FORMER PRESIDENTIAL CANDIDATE Sean Gallagher has written to all of the councils in Ireland asking that they formally set aside time to discuss nominations for the president of Ireland.

Gallagher has not said, however, whether he wishes to contest the election himself.

Today, Michael D Higgins confirmed that he will seek a second term in the Áras, with many of the main parties not yet indicating if they’ll run a candidate against the ex-Labour TD.

A candidate needs the support of 20 Oireachtas members or four local authorities to get on the ballot, which would be held in October.

So far, independent senator Gerard Craughwell is the most high-profile likely opponent for Higgins.

Gallagher, a businessman best known for his appearances on the Dragon’s Den programme, was the surprise front-runner for much of the 2011 campaign but lost out to Higgins in the election.

In his letter to the mayor and cathaoirleach of each local authority today, he suggested that they formally schedule a nomination for the presidential election on the agendas of their September council meeting.

Gallagher said he had been contacted by a large number of councillors from local authorities around the country who’d expressed concern about the “very limited time frame” that now exists to allow a prospective candidate receive a nomination.

He said: “In the interest of democracy and the widest electoral choice possible, I would appeal to you to ensure that you and your council colleagues exercise your constitutional right to nominate a candidate if you so wish.”

Councils doing this would help to ensure “a fair playing field for all potential candidates” and ensure that the “office of President of Ireland is not to be dictated by the narrow interests of political parties acting to prevent a democratic contest”, Gallagher said.

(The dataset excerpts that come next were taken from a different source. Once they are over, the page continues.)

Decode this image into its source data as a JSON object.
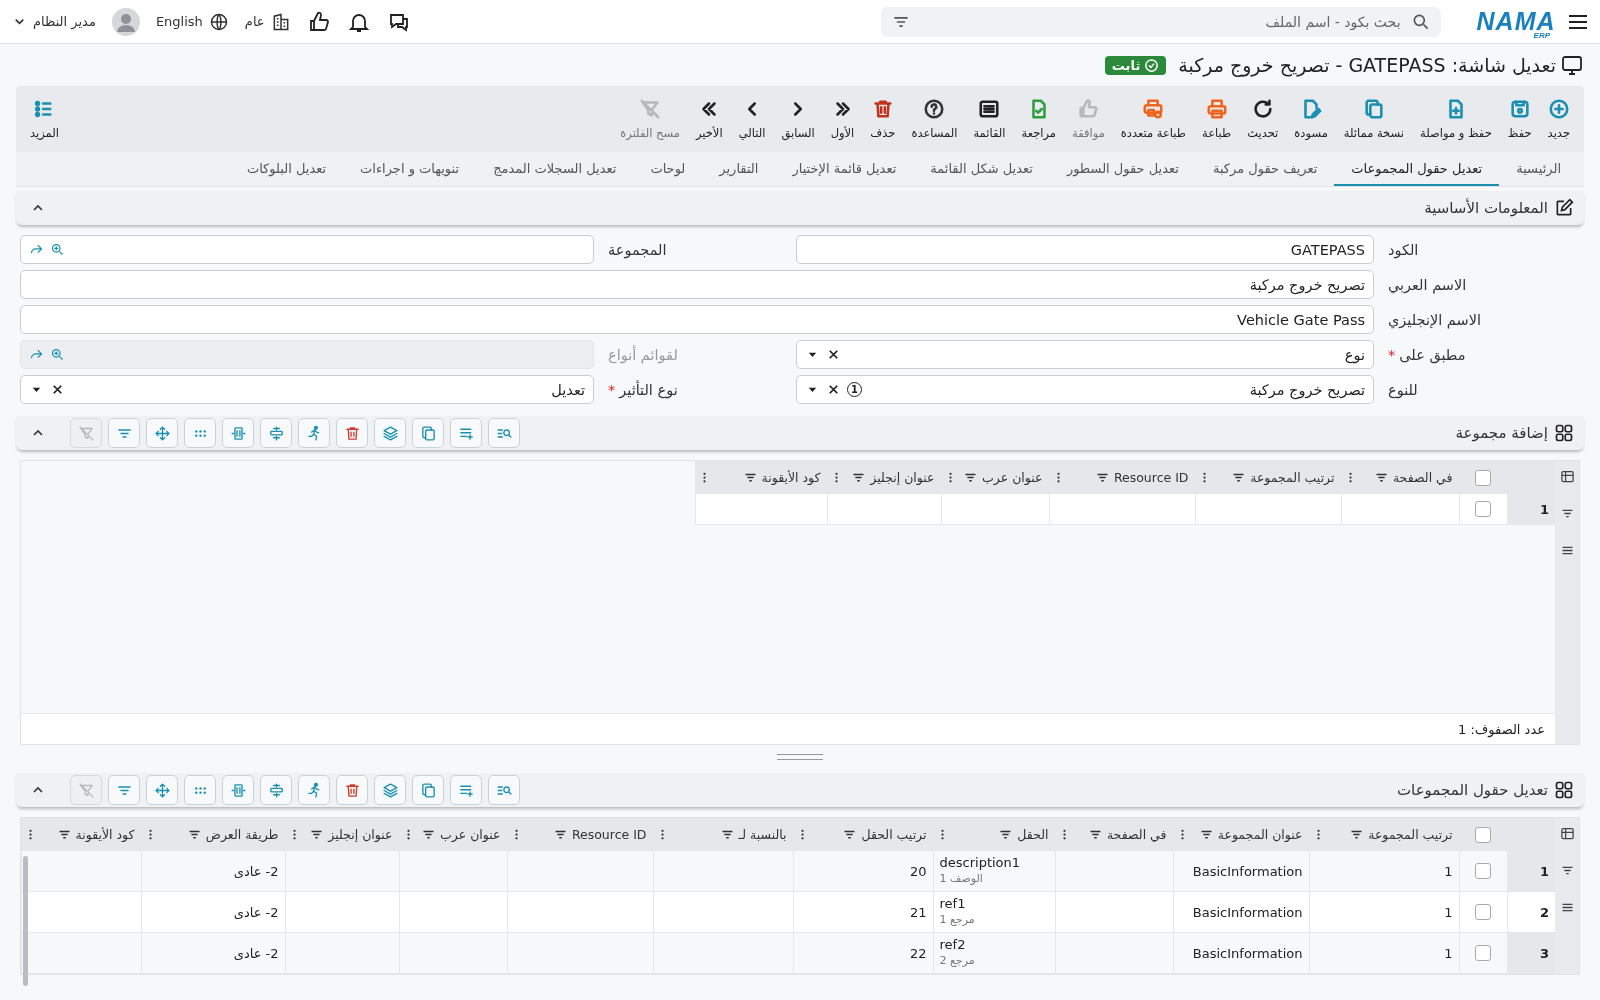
{
  "topbar": {
    "logo": {
      "name": "NAMA",
      "sub": "ERP"
    },
    "search": {
      "placeholder": "بحث بكود - اسم الملف"
    },
    "company": "عام",
    "language": "English",
    "user": "مدير النظام"
  },
  "title": {
    "text": "تعديل شاشة: GATEPASS - تصريح خروج مركبة",
    "badge": "ثابت"
  },
  "toolbar": [
    {
      "label": "جديد",
      "kind": "plus-circle",
      "color": "#1a8fb0",
      "disabled": false
    },
    {
      "label": "حفظ",
      "kind": "save",
      "color": "#1a8fb0",
      "disabled": false
    },
    {
      "label": "حفظ و مواصلة",
      "kind": "file-plus",
      "color": "#1a8fb0",
      "disabled": false
    },
    {
      "label": "نسخة مماثلة",
      "kind": "copy",
      "color": "#1a8fb0",
      "disabled": false
    },
    {
      "label": "مسودة",
      "kind": "pencil",
      "color": "#1a8fb0",
      "disabled": false
    },
    {
      "label": "تحديث",
      "kind": "refresh",
      "color": "#222222",
      "disabled": false
    },
    {
      "label": "طباعة",
      "kind": "printer",
      "color": "#f0641e",
      "disabled": false
    },
    {
      "label": "طباعة متعددة",
      "kind": "printers",
      "color": "#f0641e",
      "disabled": false
    },
    {
      "label": "موافقة",
      "kind": "thumb",
      "color": "#b5b8bd",
      "disabled": true
    },
    {
      "label": "مراجعة",
      "kind": "file-check",
      "color": "#2e9e3e",
      "disabled": false
    },
    {
      "label": "القائمة",
      "kind": "list",
      "color": "#222222",
      "disabled": false
    },
    {
      "label": "المساعدة",
      "kind": "help",
      "color": "#333333",
      "disabled": false
    },
    {
      "label": "حذف",
      "kind": "trash",
      "color": "#c0321e",
      "disabled": false
    },
    {
      "label": "الأول",
      "kind": "first",
      "color": "#222222",
      "disabled": false
    },
    {
      "label": "السابق",
      "kind": "prev",
      "color": "#222222",
      "disabled": false
    },
    {
      "label": "التالي",
      "kind": "next",
      "color": "#222222",
      "disabled": false
    },
    {
      "label": "الأخير",
      "kind": "last",
      "color": "#222222",
      "disabled": false
    },
    {
      "label": "مسح الفلترة",
      "kind": "filter-off",
      "color": "#b5b8bd",
      "disabled": true
    }
  ],
  "more": {
    "label": "المزيد"
  },
  "tabs": [
    {
      "label": "الرئيسية",
      "selected": false
    },
    {
      "label": "تعديل حقول المجموعات",
      "selected": true
    },
    {
      "label": "تعريف حقول مركبة",
      "selected": false
    },
    {
      "label": "تعديل حقول السطور",
      "selected": false
    },
    {
      "label": "تعديل شكل القائمة",
      "selected": false
    },
    {
      "label": "تعديل قائمة الإختيار",
      "selected": false
    },
    {
      "label": "التقارير",
      "selected": false
    },
    {
      "label": "لوحات",
      "selected": false
    },
    {
      "label": "تعديل السجلات المدمج",
      "selected": false
    },
    {
      "label": "تنويهات و اجراءات",
      "selected": false
    },
    {
      "label": "تعديل البلوكات",
      "selected": false
    }
  ],
  "basic_info": {
    "title": "المعلومات الأساسية",
    "fields": [
      {
        "label": "الكود",
        "kind": "text",
        "value": "GATEPASS",
        "span": false,
        "disabled": false
      },
      {
        "label": "المجموعة",
        "kind": "lookup",
        "span": false,
        "disabled": false
      },
      {
        "label": "الاسم العربي",
        "kind": "text",
        "value": "تصريح خروج مركبة",
        "span": true,
        "disabled": false
      },
      {
        "label": "الاسم الإنجليزي",
        "kind": "text",
        "value": "Vehicle Gate Pass",
        "span": true,
        "disabled": false
      },
      {
        "label": "مطبق على",
        "required_mark": "*",
        "kind": "select",
        "value": "نوع",
        "span": false,
        "disabled": false
      },
      {
        "label": "لقوائم أنواع",
        "kind": "lookup",
        "span": false,
        "disabled": true
      },
      {
        "label": "للنوع",
        "kind": "select",
        "value": "تصريح خروج مركبة",
        "count": "1",
        "span": false,
        "disabled": false
      },
      {
        "label": "نوع التأثير",
        "required_mark": "*",
        "kind": "select",
        "value": "تعديل",
        "span": false,
        "disabled": false
      }
    ]
  },
  "grid_tools": [
    {
      "kind": "search-list",
      "disabled": false
    },
    {
      "kind": "list-add",
      "disabled": false
    },
    {
      "kind": "copy",
      "disabled": false
    },
    {
      "kind": "layers",
      "disabled": false
    },
    {
      "kind": "trash",
      "disabled": false
    },
    {
      "kind": "run",
      "disabled": false
    },
    {
      "kind": "rows",
      "disabled": false
    },
    {
      "kind": "columns",
      "disabled": false
    },
    {
      "kind": "dots",
      "disabled": false
    },
    {
      "kind": "move",
      "disabled": false
    },
    {
      "kind": "filter",
      "disabled": false
    },
    {
      "kind": "filter-off",
      "disabled": true
    }
  ],
  "groups": {
    "title": "إضافة مجموعة",
    "columns": [
      "في الصفحة",
      "ترتيب المجموعة",
      "Resource ID",
      "عنوان عرب",
      "عنوان إنجليز",
      "كود الأيقونة"
    ],
    "all_checked": false,
    "rows": [
      {
        "number": "1",
        "checked": false
      }
    ],
    "footer": "عدد الصفوف: 1"
  },
  "group_fields": {
    "title": "تعديل حقول المجموعات",
    "columns": [
      "ترتيب المجموعة",
      "عنوان المجموعة",
      "في الصفحة",
      "الحقل",
      "ترتيب الحقل",
      "بالنسبة لـ",
      "Resource ID",
      "عنوان عرب",
      "عنوان إنجليز",
      "طريقة العرض",
      "كود الأيقونة"
    ],
    "all_checked": false,
    "rows": [
      {
        "number": "1",
        "checked": false,
        "group_order": "1",
        "group_title": "BasicInformation",
        "field": {
          "name": "description1",
          "caption": "الوصف 1"
        },
        "field_order": "20",
        "display_mode": "2- عادى"
      },
      {
        "number": "2",
        "checked": false,
        "group_order": "1",
        "group_title": "BasicInformation",
        "field": {
          "name": "ref1",
          "caption": "مرجع 1"
        },
        "field_order": "21",
        "display_mode": "2- عادى"
      },
      {
        "number": "3",
        "checked": false,
        "group_order": "1",
        "group_title": "BasicInformation",
        "field": {
          "name": "ref2",
          "caption": "مرجع 2"
        },
        "field_order": "22",
        "display_mode": "2- عادى"
      }
    ]
  }
}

As I said repeatedly during the course of the 2011 presidential election, it is vital for everyone in public life to facilitate the process by which more candidates are encouraged to come forward to more fully reflect the diverse and changing Ireland we now live in.

Fianna Fáil has said it would back Higgins for re-election, while Fine Gael are set to confirm its stance tomorrow. Taoiseach Leo Varadkar has already indicated he’s likely to back Higgins for a second term.